Brevicipitidae or rain frogs is a small family of frogs found in eastern and southern Africa. As of November 2013 contains 34 species in 5 genera. Formerly included as subfamily in Microhylidae (narrow-mouth frogs), phylogenetic research has indicated the brevicipitine frogs should be considered as a family with Hemisotidae (shovelnose frogs) as the most closely related sister taxon.
Most adult brevicipitine frogs are not easily seen as they spend extended periods of time in soil or leaf litter. However, some species might be partly arboreal at times. Many species show strong sexual size dimorphism, with females being much larger than males.
At least the frogs in Breviceps and Probreviceps genera breed by direct development, in which small froglets emerge from eggs without intervening aquatic tadpole phase.
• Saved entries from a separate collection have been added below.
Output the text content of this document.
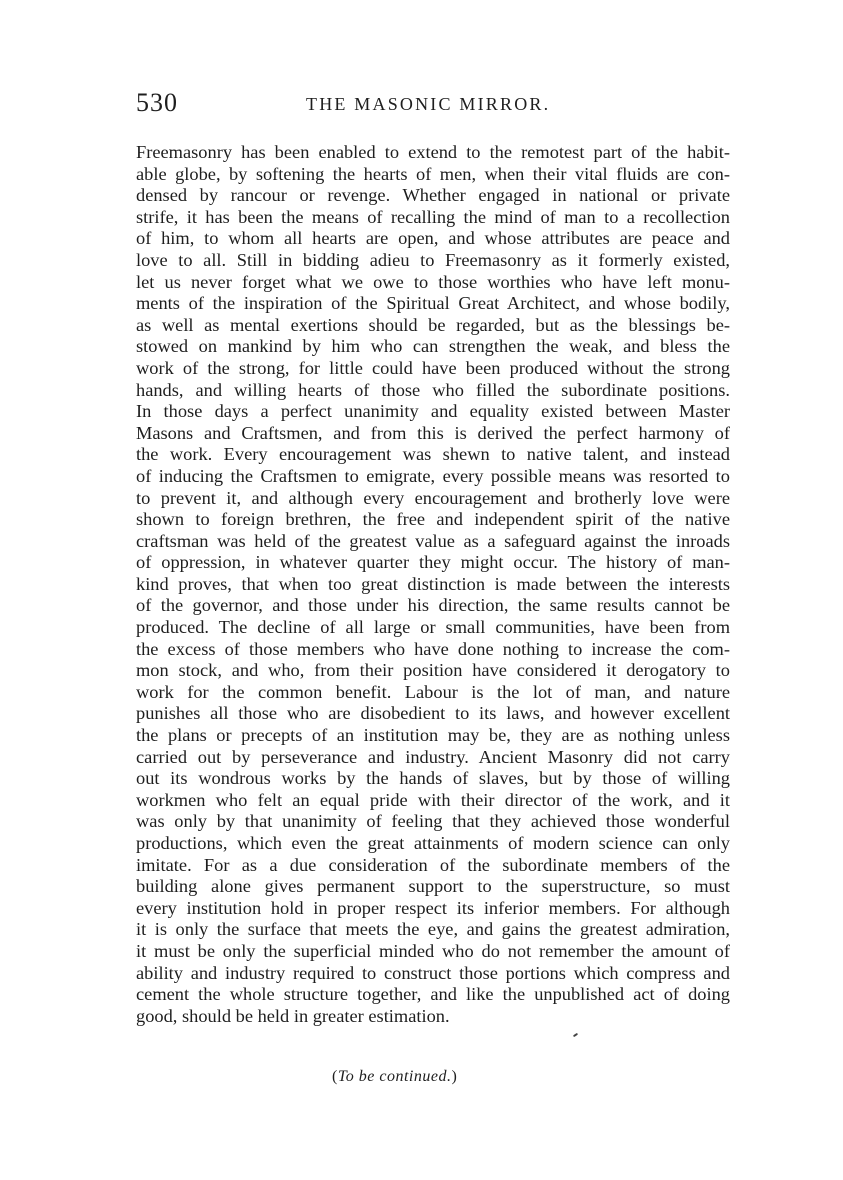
530	THE MASONIC MIRROR.
Freemasonry has been enabled to extend to the remotest part of the habit-
able globe, by softening the hearts of men, when their vital fluids are con-
densed by rancour or revenge. Whether engaged in national or private
strife, it has been the means of recalling the mind of man to a recollection
of him, to whom all hearts are open, and whose attributes are peace and
love to all. Still in bidding adieu to Freemasonry as it formerly existed,
let us never forget what we owe to those worthies who have left monu-
ments of the inspiration of the Spiritual Great Architect, and whose bodily,
as well as mental exertions should be regarded, but as the blessings be-
stowed on mankind by him who can strengthen the weak, and bless the
work of the strong, for little could have been produced without the strong
hands, and willing hearts of those who filled the subordinate positions.
In those days a perfect unanimity and equality existed between Master
Masons and Craftsmen, and from this is derived the perfect harmony of
the work. Every encouragement was shewn to native talent, and instead
of inducing the Craftsmen to emigrate, every possible means was resorted to
to prevent it, and although every encouragement and brotherly love were
shown to foreign brethren, the free and independent spirit of the native
craftsman was held of the greatest value as a safeguard against the inroads
of oppression, in whatever quarter they might occur. The history of man-
kind proves, that when too great distinction is made between the interests
of the governor, and those under his direction, the same results cannot be
produced. The decline of all large or small communities, have been from
the excess of those members who have done nothing to increase the com-
mon stock, and who, from their position have considered it derogatory to
work for the common benefit. Labour is the lot of man, and nature
punishes all those who are disobedient to its laws, and however excellent
the plans or precepts of an institution may be, they are as nothing unless
carried out by perseverance and industry. Ancient Masonry did not carry
out its wondrous works by the hands of slaves, but by those of willing
workmen who felt an equal pride with their director of the work, and it
was only by that unanimity of feeling that they achieved those wonderful
productions, which even the great attainments of modern science can only
imitate. For as a due consideration of the subordinate members of the
building alone gives permanent support to the superstructure, so must
every institution hold in proper respect its inferior members. For although
it is only the surface that meets the eye, and gains the greatest admiration,
it must be only the superficial minded who do not remember the amount of
ability and industry required to construct those portions which compress and
cement the whole structure together, and like the unpublished act of doing
good, should be held in greater estimation.
(To be continued.)
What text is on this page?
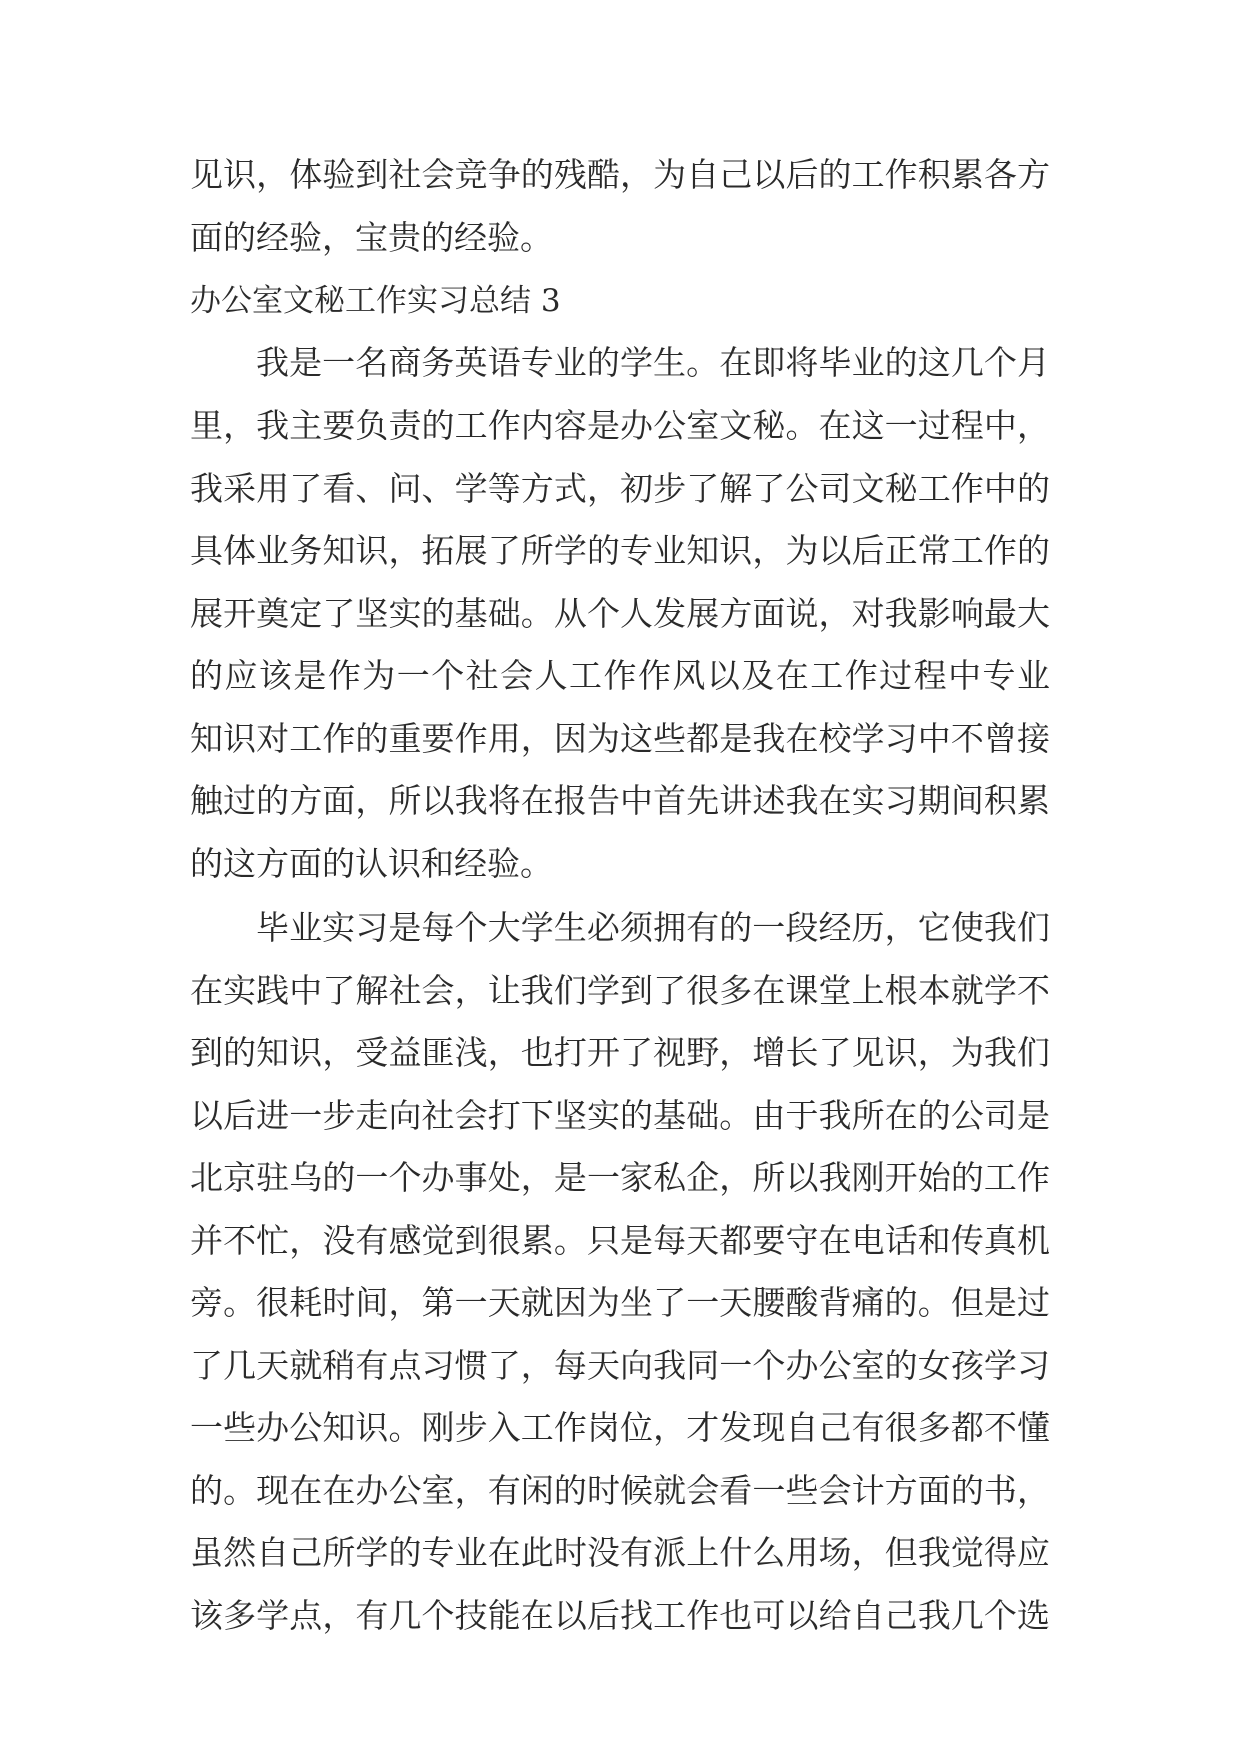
见识，体验到社会竞争的残酷，为自己以后的工作积累各方
面的经验，宝贵的经验。
办公室文秘工作实习总结 3
我是一名商务英语专业的学生。在即将毕业的这几个月
里，我主要负责的工作内容是办公室文秘。在这一过程中，
我采用了看、问、学等方式，初步了解了公司文秘工作中的
具体业务知识，拓展了所学的专业知识，为以后正常工作的
展开奠定了坚实的基础。从个人发展方面说，对我影响最大
的应该是作为一个社会人工作作风以及在工作过程中专业
知识对工作的重要作用，因为这些都是我在校学习中不曾接
触过的方面，所以我将在报告中首先讲述我在实习期间积累
的这方面的认识和经验。
毕业实习是每个大学生必须拥有的一段经历，它使我们
在实践中了解社会，让我们学到了很多在课堂上根本就学不
到的知识，受益匪浅，也打开了视野，增长了见识，为我们
以后进一步走向社会打下坚实的基础。由于我所在的公司是
北京驻乌的一个办事处，是一家私企，所以我刚开始的工作
并不忙，没有感觉到很累。只是每天都要守在电话和传真机
旁。很耗时间，第一天就因为坐了一天腰酸背痛的。但是过
了几天就稍有点习惯了，每天向我同一个办公室的女孩学习
一些办公知识。刚步入工作岗位，才发现自己有很多都不懂
的。现在在办公室，有闲的时候就会看一些会计方面的书，
虽然自己所学的专业在此时没有派上什么用场，但我觉得应
该多学点，有几个技能在以后找工作也可以给自己我几个选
It is likely that the same applies to the other genera, too. Because male Breviceps frogs are smaller than their female counterparts, amplexus is not possible; however mating pairs glue themselves together using excretions from hologrine glands on the ventrum of the male and similar glands on the dorsum of the back of the female. The frogs lay small clutches of 13–56 fairly large eggs (4–8 mm diameter not including the protective capsule) in cover, often in burrows. With some species either male or female stays with eggs or close to the egg chamber, though the details and extent of brood care is poorly understood within Brevicipitidae as a whole.